Bill@VT May 11, 2014 6:14 PM (in response to PigPigPig)Are the fonts embedded in the PDF? When you extract text, you generally have to have the fonts on your system. However, if you created the PDF from WORD, why not just go to the WORD document. That is much more effective as editing and extraction issues with PDFs is not normally recommended. Have you tried to save the PDF as a DOCX file and see if that gives you want you want?
-
3. Re: Is it a bug of Distiller?
PigPigPig May 11, 2014 6:54 PM (in response to Bill@VT)I am sure I have the font in my system and the font is embedded in the PDF. I had tried to save the PDF as a DOCX file and it is different from the PDF. Some characters miss. I am a software engineer. I found parts of Arabic PDF files can't be correctly extracted. I tried to debug them and reproduce the bug. I guess its cmap is wrong or is incomplete so that we can't correctly extract its texts. I don't know why Adobe Acrobat generates an incomplete cmap.
-
4. Re: Is it a bug of Distiller?
PigPigPig May 12, 2014 2:35 AM (in response to PigPigPig)Shall I move the question to PDF Language and Specifications?
-
5. Re: Is it a bug of Distiller?
Test Screen Name May 12, 2014 5:06 AM (in response to PigPigPig)I cannot find liga.0758.medi.alt1 (U+10354) in any Unicode chart or discussion.
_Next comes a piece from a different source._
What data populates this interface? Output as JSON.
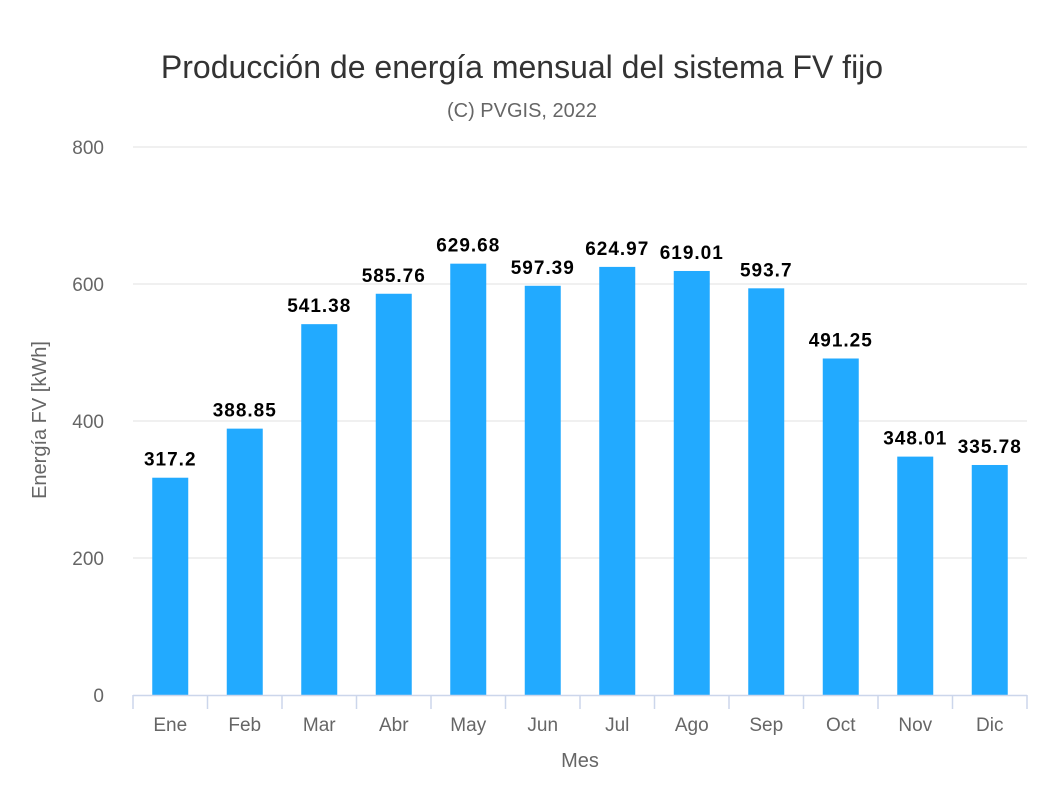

These do not seem to be part of the Unicode standard.
-
-
7. Re: Is it a bug of Distiller?
Test Screen Name May 12, 2014 8:19 AM (in response to PigPigPig)It may not be working because it is not standard Unicode. Perhaps Distiller has no ability or wish to map to private Unicode ranges, because this has little value in text extraction. I believe it uses only standard Unicode characters, so the choice of font for text extraction is not crucial.
-
8. Re: Is it a bug of Distiller?
PigPigPig May 12, 2014 8:54 AM (in response to Test Screen Name)I am not familiar with opentype or truetype font. Maybe what you said is a reason. However standard unicode FEE0 is also a substitution of standard unicode 0644. Why does adobe acrobat choose U+10354 instead of U+FEE0, if Distiller has no ability to map to private Unicode ranges?
-
-
10. Re: Is it a bug of Distiller?
Test Screen Name May 12, 2014 9:40 AM (in response to PigPigPig)It seems to me that, yes, that is a problem. Text extraction is just a question of getting out Unicode values. If fonts use private ranges I don't see that it can work.